A large section of the park-and-ride facility had been cordoned off. I turned into the entrance, where a sign instructed me to keep windows closed. A masked figure in a high visibility jacket gestured the way and I drove 100 yards towards a portakabin. Outside the door stood another masked figure. As I approached he held up an A3 paper sign: ‘Are you here for a test?’ I gave him a thumbs up and he pointed me to the right. After driving 50 yards or so I was apprehended by a young man who, after telling me to keep my window closed, checked the QR code I had been given online and directed me towards a wide lane of traffic cones, again with signs warning me to keep windows closed. At the end of this lane, perhaps a further 200 yards, I approached several people outside another portakabin, some wearing high visibility jackets and others PPE. Like the young man who dealt with the QR code, the woman who signalled me to stop outside the portakabin was extraordinarily deliberate in her beckoning gestures, clearly trained to ensure that I stopped the car in exactly the correct place.
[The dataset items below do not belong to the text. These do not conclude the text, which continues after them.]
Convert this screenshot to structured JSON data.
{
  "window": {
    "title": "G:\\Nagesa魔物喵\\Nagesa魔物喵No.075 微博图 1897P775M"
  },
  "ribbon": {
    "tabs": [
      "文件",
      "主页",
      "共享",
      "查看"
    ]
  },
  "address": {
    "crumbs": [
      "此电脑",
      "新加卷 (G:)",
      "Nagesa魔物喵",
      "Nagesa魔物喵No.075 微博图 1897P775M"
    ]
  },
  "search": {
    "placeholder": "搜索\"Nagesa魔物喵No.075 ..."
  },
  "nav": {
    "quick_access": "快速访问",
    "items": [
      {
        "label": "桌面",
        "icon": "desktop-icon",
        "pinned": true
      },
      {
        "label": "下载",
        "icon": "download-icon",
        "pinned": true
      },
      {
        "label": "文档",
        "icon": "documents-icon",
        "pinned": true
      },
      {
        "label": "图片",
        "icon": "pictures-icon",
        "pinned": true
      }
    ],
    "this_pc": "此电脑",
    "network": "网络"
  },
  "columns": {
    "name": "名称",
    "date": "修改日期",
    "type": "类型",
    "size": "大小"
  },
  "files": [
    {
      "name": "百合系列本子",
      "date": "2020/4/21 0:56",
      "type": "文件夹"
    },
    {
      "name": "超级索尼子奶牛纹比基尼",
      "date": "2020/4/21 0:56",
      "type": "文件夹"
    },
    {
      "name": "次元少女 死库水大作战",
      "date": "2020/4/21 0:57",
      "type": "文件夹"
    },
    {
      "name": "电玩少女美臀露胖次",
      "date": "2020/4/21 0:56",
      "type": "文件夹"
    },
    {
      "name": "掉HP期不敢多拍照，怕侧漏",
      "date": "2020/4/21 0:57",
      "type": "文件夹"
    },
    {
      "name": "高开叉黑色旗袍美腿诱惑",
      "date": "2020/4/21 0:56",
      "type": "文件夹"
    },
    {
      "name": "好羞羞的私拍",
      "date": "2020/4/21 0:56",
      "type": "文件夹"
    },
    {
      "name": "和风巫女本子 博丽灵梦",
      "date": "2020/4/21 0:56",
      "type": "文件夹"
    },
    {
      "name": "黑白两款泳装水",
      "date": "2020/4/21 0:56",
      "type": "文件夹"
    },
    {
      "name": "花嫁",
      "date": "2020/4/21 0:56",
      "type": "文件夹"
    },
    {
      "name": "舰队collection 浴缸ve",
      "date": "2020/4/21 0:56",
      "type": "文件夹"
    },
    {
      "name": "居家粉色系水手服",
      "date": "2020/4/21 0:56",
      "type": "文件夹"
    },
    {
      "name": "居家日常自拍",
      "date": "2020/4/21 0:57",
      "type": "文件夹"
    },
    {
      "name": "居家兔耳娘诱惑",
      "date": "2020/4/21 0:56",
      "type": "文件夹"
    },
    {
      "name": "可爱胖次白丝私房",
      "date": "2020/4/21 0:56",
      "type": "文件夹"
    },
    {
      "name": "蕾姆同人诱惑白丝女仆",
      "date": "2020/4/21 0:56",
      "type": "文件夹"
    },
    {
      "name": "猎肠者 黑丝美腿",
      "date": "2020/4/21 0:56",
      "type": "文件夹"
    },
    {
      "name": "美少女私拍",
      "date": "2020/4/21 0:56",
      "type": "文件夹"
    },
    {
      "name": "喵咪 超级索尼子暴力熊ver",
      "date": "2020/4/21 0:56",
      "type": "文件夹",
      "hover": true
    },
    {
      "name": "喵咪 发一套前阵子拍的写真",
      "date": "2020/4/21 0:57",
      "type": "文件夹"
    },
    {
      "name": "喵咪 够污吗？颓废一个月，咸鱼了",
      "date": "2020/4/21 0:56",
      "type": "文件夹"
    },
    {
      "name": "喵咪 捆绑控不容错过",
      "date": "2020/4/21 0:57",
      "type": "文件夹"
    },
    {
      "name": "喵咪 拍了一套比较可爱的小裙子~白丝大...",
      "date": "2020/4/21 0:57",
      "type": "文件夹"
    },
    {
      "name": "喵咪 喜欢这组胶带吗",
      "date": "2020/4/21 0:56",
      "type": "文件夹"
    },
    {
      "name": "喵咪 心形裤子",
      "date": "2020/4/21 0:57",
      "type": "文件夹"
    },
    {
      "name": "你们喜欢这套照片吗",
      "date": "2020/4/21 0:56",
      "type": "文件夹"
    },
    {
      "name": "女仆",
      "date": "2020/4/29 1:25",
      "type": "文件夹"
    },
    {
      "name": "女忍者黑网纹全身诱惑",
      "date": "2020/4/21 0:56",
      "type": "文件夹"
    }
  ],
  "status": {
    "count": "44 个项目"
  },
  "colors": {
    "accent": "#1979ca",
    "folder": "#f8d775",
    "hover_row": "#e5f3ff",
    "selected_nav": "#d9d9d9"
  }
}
A masked and PPE-clad man in a long blue transparent cloak emerged from the portakabin and signalled me to lower my window. He told me his name was Ahmed, checked my QR code again, and gave me a tissue to blow my nose. He then explained he was going to swab the inside of my throat and then my nostril. This was the only moment of human contact throughout the entire event, and felt surprisingly intimate. He thanked me for opening my mouth wide while he swabbed and held the thin taper up my nostril for so long – while he counted to ten – that I had to sneeze as soon as he withdrew. I guess being a Covid tester is not a job for the faint hearted.
I thanked him and left, and was directed to the exit by two more high-vis jacketed people. 40 hours later, early on Monday morning, I received a text to say the result was negative.
The experience was both dystopian and strangely reassuring. The large, bare car park, with only a few temporary buildings, lines of traffic cones, and numerous warning signs, through which I was directed from station to station by masked operatives, had a feeling of the end of the world. Yet the very provision of the well-staffed service, the extreme care in hygiene, and the personal contact with the tester were reassurance of what can be done by a public health service where health and care are the overriding values.